Management of eczema symptoms
The following are suggestions for the management of eczema:
- Avoid contact with irritants, as determined by your doctor.
- Take brief baths or showers using lukewarm water.
- Practice good skin care techniques.
- Prevent infections.
- Do not use harsh soaps. Ask your doctor to recommend a brand.
- Dress in light clothes--sweating can make eczema worse.
- Use lubricating lotions at least once a day. Ask your doctor to recommend a brand.
- Avoid scratching the affected area.
- Minimize stress.
- Implement lifestyle changes that prevent flare-ups.
Your doctor may also prescribe medications in severe cases. The following medications are most commonly used to treat eczema:
- Antihistamines – These medications may help to decrease the amount of itching. Some examples include diphenhydramine (Benadryl) or hydroxyzine (Atarax). These medications may cause drowsiness, which can help with sleep. This is considered one of the primary benefits of antihistamines as proper sleep is necessary for skin healing. Some new antihistamines are also available that do not cause drowsiness. Consult your doctor for more information.
- Steroid creams – These topical medications help to decrease the inflammation in the skin, thus decreasing the itching and swelling. Topical steroids are among the most commonly used medications to reduce the signs and symptoms of eczema. Many topical steroids in various strengths are available. Steroids, if overused, are potentially damaging to the skin. Consult your doctor for more information.
- Systemic corticosteroids – These medications given internally provide a potent reduction in inflammation, which can relieve itching. They are reserved for only severe cases and can come in the form of a pill or liquid, or given as a shot. There are significant side effects associated with the long term use of systemic corticosteroids so they are only used for a limited time.
- Oral antibiotics – These medications kill bacteria known to cause infections in the setting of eczema. Scratching the affected skin is a common way to introduce bacteria to the area leading to infection. A sample from the body part thought to be infected may be taken and cultured in a lab to determine what type of antibiotic to use for the most effective treatment. It is important to take the antibiotic exactly as prescribed including the duration. Early discontinuation of antibiotic therapy increases the risk for resistant bacteria to develop.
- Oral cyclosporine – This medication has been used for years to treat cases of eczema that do not respond to other therapies. It is used primarily to prevent rejection after organ transplantation. It suppresses the immune system, stopping it from overreacting and thus preventing eczema from flaring. It is available in capsule or liquid form. It has many potential side effects that should be considered carefully. Consult your doctor as needed.
- Phototherapy – Two types are used to treat eczema including ultraviolet (UV) light therapy and PUVA (chemophototherapy). Light therapy uses UV light of specific wavelengths to target the immune system and prevent exaggerated responses that lead to inflammation.
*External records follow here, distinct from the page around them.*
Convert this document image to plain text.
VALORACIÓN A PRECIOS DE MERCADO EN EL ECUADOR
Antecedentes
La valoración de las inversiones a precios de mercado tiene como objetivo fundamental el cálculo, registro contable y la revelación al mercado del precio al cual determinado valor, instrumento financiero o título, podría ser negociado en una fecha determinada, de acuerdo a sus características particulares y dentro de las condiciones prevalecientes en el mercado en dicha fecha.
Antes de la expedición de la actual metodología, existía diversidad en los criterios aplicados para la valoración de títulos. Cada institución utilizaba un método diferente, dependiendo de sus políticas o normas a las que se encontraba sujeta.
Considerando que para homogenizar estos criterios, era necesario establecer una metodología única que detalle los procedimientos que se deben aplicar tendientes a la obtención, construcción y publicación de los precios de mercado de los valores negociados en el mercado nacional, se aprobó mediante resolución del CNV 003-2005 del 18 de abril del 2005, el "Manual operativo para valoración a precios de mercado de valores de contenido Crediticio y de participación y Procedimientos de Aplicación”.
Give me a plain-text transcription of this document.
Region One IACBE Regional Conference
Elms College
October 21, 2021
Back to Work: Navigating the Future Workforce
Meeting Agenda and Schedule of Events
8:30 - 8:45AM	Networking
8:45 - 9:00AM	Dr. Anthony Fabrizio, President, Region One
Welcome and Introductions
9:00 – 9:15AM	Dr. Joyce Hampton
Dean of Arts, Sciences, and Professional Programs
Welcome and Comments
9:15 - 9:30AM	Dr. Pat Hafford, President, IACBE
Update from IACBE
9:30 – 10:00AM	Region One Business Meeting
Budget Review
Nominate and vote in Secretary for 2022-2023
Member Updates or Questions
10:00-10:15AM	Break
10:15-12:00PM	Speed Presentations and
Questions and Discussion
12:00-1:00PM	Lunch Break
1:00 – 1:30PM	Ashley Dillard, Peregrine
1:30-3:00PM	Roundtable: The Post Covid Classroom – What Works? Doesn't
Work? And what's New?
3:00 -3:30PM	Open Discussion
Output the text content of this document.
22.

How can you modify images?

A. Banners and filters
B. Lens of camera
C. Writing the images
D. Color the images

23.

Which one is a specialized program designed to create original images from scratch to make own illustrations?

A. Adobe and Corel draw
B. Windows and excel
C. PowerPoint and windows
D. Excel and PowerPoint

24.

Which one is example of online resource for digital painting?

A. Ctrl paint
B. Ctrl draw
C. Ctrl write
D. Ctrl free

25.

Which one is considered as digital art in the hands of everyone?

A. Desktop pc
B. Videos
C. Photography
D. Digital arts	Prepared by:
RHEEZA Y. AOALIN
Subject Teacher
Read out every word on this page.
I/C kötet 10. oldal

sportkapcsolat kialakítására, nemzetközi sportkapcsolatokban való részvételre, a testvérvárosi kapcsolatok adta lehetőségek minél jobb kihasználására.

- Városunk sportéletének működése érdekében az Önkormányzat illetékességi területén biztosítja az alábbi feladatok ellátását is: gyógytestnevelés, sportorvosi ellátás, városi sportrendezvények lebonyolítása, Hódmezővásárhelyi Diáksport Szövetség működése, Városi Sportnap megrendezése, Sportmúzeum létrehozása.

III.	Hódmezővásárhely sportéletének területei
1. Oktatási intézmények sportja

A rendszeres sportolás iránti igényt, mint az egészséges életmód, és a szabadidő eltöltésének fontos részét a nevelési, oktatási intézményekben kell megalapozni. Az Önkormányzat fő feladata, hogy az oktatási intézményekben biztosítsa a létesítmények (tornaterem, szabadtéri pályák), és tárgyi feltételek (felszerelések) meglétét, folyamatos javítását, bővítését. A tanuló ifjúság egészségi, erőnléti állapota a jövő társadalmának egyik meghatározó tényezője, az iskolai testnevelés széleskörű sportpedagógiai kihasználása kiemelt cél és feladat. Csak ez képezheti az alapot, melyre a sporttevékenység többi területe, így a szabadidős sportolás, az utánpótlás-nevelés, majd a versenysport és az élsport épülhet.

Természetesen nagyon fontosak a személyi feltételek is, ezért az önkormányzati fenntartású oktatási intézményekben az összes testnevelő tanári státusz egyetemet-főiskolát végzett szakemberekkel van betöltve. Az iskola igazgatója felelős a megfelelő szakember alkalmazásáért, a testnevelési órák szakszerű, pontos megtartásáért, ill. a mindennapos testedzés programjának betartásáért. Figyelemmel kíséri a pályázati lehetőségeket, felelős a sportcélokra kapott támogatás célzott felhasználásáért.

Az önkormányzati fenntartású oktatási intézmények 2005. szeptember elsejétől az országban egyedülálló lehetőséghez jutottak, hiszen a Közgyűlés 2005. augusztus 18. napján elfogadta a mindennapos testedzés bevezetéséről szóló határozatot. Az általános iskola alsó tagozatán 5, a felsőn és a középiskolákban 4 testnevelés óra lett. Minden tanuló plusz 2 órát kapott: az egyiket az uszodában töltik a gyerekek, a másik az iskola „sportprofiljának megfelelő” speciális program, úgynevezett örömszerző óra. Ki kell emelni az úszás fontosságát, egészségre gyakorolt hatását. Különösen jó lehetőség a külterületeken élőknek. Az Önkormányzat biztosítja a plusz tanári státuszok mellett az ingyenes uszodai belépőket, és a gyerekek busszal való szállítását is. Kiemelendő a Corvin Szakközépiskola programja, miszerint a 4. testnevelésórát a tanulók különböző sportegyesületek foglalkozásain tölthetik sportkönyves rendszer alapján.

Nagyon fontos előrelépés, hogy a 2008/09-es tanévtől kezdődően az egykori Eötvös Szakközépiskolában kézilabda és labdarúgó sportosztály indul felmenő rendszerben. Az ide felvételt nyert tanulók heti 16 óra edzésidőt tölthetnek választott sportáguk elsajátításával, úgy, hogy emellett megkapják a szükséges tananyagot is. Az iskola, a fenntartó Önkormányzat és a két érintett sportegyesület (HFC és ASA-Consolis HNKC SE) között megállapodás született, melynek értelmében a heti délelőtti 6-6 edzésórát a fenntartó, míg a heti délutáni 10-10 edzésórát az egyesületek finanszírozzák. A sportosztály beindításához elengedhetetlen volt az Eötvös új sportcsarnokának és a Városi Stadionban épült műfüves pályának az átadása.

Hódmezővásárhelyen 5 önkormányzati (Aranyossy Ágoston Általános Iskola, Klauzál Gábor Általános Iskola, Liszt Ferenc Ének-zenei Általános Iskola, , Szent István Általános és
Phototherapy will likely be used in combination with other therapies in select patients. There are risks and benefits of light therapy that should be weighed carefully with your doctor.
- Topical immunomodulator – Topical immunomodulators are a new class of drugs for the treatment of eczema. These drugs are applied directly to the skin to alter the immune response.
There may be other appropriate treatment options available that can be discussed with your doctor.